Welcome to our dedicated page for VENDOME ACQUISITION I SEC filings (Ticker: VNMEU), a comprehensive resource for investors and traders seeking official regulatory documents including 10-K annual reports, 10-Q quarterly earnings, 8-K material events, and insider trading forms.
Our SEC filing database is enhanced with expert analysis from Rhea-AI, providing insights into the potential impact of each filing on VENDOME ACQUISITION I's stock performance. Each filing includes a concise AI-generated summary, sentiment and impact scores, and end-of-day stock performance data showing the actual market reaction. Navigate easily through different filing types including 10-K annual reports, 10-Q quarterly reports, 8-K current reports, proxy statements (DEF 14A), and Form 4 insider trading disclosures.

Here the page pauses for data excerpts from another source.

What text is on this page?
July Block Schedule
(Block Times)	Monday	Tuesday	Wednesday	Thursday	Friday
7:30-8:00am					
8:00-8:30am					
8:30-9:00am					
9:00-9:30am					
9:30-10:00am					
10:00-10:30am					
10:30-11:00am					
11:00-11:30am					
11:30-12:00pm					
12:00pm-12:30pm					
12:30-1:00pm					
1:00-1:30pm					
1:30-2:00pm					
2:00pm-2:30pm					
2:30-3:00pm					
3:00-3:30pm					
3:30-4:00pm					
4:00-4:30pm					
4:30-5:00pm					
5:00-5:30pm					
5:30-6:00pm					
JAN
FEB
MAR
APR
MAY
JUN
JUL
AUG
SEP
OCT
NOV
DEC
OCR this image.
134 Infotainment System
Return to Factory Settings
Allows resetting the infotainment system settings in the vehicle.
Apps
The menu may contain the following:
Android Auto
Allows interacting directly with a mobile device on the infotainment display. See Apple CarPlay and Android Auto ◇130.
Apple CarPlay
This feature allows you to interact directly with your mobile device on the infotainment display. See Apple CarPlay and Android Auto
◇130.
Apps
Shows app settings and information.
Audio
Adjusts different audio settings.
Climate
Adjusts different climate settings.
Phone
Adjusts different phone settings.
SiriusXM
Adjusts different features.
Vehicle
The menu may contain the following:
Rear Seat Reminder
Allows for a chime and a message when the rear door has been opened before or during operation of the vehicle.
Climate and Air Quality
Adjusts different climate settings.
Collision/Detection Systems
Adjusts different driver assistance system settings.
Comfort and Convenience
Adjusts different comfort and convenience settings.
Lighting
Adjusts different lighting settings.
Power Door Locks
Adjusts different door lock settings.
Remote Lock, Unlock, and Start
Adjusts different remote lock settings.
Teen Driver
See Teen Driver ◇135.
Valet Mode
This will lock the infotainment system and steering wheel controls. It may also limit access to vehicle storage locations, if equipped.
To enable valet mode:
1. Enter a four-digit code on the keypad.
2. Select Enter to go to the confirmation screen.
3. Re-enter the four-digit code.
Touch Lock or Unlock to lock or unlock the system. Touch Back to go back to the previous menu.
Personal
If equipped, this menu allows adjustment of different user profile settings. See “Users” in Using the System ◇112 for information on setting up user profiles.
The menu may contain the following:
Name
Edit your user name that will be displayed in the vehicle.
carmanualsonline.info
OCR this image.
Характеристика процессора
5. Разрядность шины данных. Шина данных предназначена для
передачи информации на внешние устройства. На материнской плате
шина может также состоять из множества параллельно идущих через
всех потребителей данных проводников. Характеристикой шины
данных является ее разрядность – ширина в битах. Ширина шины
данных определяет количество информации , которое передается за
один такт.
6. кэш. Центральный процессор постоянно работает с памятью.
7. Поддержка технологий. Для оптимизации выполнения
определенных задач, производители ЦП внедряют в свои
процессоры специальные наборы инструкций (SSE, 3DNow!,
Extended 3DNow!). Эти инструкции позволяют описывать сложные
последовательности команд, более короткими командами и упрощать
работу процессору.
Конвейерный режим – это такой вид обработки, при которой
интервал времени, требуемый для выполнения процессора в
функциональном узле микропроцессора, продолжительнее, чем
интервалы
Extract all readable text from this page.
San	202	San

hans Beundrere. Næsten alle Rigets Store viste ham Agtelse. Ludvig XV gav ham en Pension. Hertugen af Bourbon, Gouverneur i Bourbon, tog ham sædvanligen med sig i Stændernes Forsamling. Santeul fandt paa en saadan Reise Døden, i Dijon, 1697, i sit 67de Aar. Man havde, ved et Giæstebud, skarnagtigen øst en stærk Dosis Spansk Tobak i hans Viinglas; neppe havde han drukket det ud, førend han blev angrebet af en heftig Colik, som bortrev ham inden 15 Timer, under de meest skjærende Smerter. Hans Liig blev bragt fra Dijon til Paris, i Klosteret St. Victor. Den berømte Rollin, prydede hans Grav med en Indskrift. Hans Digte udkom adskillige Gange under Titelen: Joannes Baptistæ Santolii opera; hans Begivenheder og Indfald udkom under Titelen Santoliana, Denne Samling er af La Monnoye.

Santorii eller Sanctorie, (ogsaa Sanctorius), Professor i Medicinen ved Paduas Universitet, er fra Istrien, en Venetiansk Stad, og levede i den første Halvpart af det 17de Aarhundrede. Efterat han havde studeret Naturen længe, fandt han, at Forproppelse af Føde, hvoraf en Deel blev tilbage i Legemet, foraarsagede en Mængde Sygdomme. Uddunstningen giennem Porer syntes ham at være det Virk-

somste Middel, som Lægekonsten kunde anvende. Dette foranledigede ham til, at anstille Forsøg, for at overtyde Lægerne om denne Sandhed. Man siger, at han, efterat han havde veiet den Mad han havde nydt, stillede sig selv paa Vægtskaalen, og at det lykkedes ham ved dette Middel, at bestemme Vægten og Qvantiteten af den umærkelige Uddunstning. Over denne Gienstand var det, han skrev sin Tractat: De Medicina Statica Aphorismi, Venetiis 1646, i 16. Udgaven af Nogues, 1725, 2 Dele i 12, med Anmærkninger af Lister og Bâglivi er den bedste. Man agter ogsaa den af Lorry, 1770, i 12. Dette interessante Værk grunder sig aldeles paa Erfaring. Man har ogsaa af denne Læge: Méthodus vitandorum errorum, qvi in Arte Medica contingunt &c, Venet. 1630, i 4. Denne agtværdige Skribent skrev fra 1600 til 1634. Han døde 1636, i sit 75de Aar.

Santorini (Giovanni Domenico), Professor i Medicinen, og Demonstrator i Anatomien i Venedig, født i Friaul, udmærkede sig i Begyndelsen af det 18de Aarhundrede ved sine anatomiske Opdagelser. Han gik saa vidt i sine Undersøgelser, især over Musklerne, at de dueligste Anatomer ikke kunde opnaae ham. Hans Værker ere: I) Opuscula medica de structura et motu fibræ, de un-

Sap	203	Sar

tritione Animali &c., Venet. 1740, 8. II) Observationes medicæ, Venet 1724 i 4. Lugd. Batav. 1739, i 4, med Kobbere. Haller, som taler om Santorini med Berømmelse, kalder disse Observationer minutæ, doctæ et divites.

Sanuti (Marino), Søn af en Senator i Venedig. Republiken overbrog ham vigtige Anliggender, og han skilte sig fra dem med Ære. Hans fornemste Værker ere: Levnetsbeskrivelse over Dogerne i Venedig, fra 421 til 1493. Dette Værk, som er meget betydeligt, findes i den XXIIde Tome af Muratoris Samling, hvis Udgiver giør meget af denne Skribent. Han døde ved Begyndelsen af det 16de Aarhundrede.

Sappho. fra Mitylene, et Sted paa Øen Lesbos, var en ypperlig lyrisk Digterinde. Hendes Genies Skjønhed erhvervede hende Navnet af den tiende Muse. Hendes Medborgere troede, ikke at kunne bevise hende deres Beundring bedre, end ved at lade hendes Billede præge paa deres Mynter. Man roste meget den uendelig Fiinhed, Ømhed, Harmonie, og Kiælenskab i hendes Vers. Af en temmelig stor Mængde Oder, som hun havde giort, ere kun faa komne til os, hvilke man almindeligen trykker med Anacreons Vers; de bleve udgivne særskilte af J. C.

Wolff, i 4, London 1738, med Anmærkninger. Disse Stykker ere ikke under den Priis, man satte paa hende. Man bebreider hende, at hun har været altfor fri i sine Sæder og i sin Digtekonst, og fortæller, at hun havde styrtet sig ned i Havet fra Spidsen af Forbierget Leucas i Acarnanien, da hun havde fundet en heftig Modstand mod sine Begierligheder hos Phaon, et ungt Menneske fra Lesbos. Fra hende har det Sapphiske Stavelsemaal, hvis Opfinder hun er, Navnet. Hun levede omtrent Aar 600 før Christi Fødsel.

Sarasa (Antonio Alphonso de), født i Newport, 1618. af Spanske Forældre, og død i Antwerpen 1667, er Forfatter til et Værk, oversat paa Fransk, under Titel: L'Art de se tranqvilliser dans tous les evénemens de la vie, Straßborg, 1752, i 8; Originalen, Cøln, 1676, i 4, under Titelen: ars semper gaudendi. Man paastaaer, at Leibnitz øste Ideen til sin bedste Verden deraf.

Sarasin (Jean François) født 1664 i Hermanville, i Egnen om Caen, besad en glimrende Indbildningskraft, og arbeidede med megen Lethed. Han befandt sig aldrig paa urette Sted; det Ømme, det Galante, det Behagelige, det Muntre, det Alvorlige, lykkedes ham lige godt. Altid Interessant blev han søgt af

Designed for fundamental investors and regulatory compliance professionals, our page simplifies access to critical SEC filings. By combining real-time EDGAR feed updates, Rhea-AI's analytical insights, and historical stock performance data, we provide comprehensive visibility into VENDOME ACQUISITION I's regulatory disclosures and financial reporting.
Vendome Acquisition Corporation I, a Cayman Islands blank check company, outlines its SPAC structure and strategy in its annual report. The company raised $200,000,000 by selling 20,000,000 units at $10.00 each, with proceeds placed in a U.S. trust account invested in government securities or money market funds.
The sponsor holds 5,000,000 founder Class B shares acquired for $25,000, and bought 2,648,000 private placement warrants for $2,648,000. As of March 18, 2026, 20,000,000 Class A and 5,000,000 Class B ordinary shares were outstanding. Vendome has up to 24 months from the IPO closing to complete an initial business combination, primarily targeting consumer-sector businesses with enterprise values between $500 million and $1 billion.
If no deal is completed within this window and no extension is approved, the SPAC will redeem public shares for cash from the trust, targeting approximately $10.00 per share, and dissolve, leaving the warrants worthless. Extensive risk factors highlight competition among SPACs, redemption dynamics, regulatory reviews, and potential conflicts of interest between the sponsor, management and public shareholders.
Meteora Capital, LLC filed a Schedule 13G disclosing beneficial ownership of 1,999,794 shares of Vendome Acquisition Corp I Class A common stock, equal to 9.99% of the class. All shares are held in funds and managed accounts for which Meteora Capital serves as investment manager.
The filing attributes the holdings to Meteora-managed vehicles, with shared voting and dispositive power over all reported shares and no sole power. Managing Member Vik Mittal is listed as a reporting person. The securities are described as acquired and held in the ordinary course of business, not for changing or influencing control of Vendome.
Barclays PLC filed an amended Schedule 13G reporting its beneficial ownership in Vendome Acquisition Corp-A common stock. Barclays reports beneficial ownership of 450 shares, representing 0.00% of the class. Barclays has sole voting and dispositive power over these 450 shares and no shared power.
The filing confirms that the holdings are below 5% of the outstanding common stock and are held in the ordinary course of business, not for the purpose of changing or influencing control of Vendome Acquisition Corp-A.